The discovery of this swarming behaviour, and the chemical attractants that immune cells use to direct swarms towards tumours, could one day help scientists develop new cancer therapies that boost the immune system, the researchers suggest.
This is particularly important for solid tumours, which so far have been less responsive to current immunotherapies than cancers affecting blood cells.
“Scientists have previously thought that cancer-killing T cells identified tumours by randomly searching for them or by following the chemical trails laid by other intermediary immune cells,” says lead author Jorge Luis Galeano Niño, from Australia’s UNSW Sydney.
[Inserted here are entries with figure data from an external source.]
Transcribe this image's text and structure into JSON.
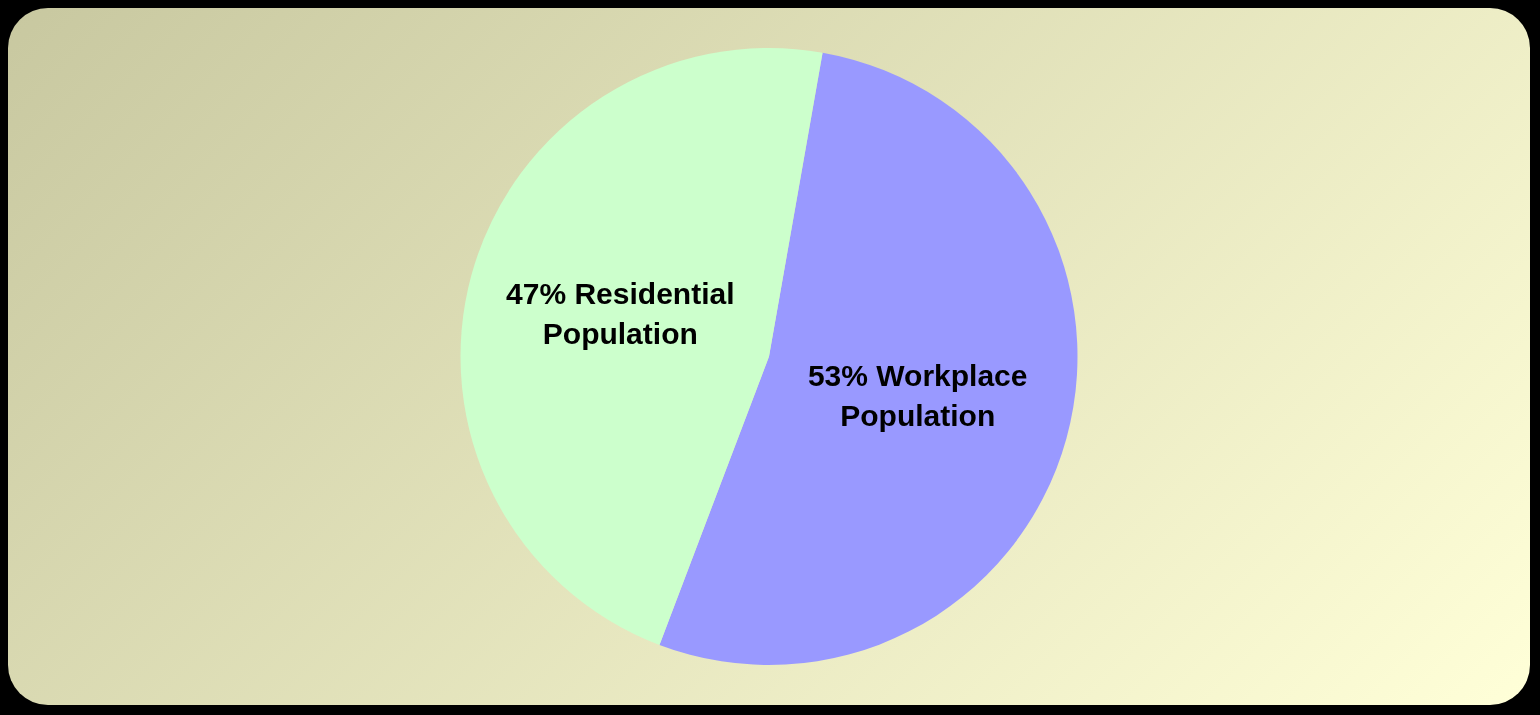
{
  "chart_data": {
    "type": "pie",
    "categories": [
      "Workplace Population",
      "Residential Population"
    ],
    "values": [
      53,
      47
    ],
    "value_labels": [
      "53%",
      "47%"
    ],
    "colors": [
      "#9999ff",
      "#ccffcc"
    ],
    "legend": false
  }
}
The research carried out in primary mouse and human cells and in animal models found otherwise. The findings are described in a paper in the journal eLife.
Using 3D tumour models grown in the laboratory and in mouse models, the team of Australian and Canadian researchers showed that cancer-killing T cells can home-in on tumour cells independently of intermediary immune cells.
When the T cells find and recognise a tumour, they release chemical signals, which other T cells sense through a receptor called CCR5.
“These cells coordinate their migration in a process reminiscent of the swarming observed in some insects and another type of immune cell called neutrophils, which help the body respond to injury and pathogens,” Galeano Niño says.
After confirming their results using computer modelling, the team genetically engineered human cells called chimeric antigen receptor (CAR)-T cells and showed they also swarm toward a 3D glioblastoma tumour grown in the laboratory.
CAR-T cells are currently being used to treat certain types of blood cancer. The new findings suggest that it might also be possible to train them to attack solid tumours.
“Although this is fundamental research and at an early stage, the swarming mechanism could be exploited in the future to target CAR-T cells to solid tumours, potentially leading to enhanced immunotherapies that are more effective at infiltrating and destroying these types of tumours,” says senior author Maté Biro.
“It will also be important to determine whether silencing the swarming mechanism could be beneficial in dampening overzealous T-cell responses following transplant surgery, in autoimmune conditions, or associated with viral infections.”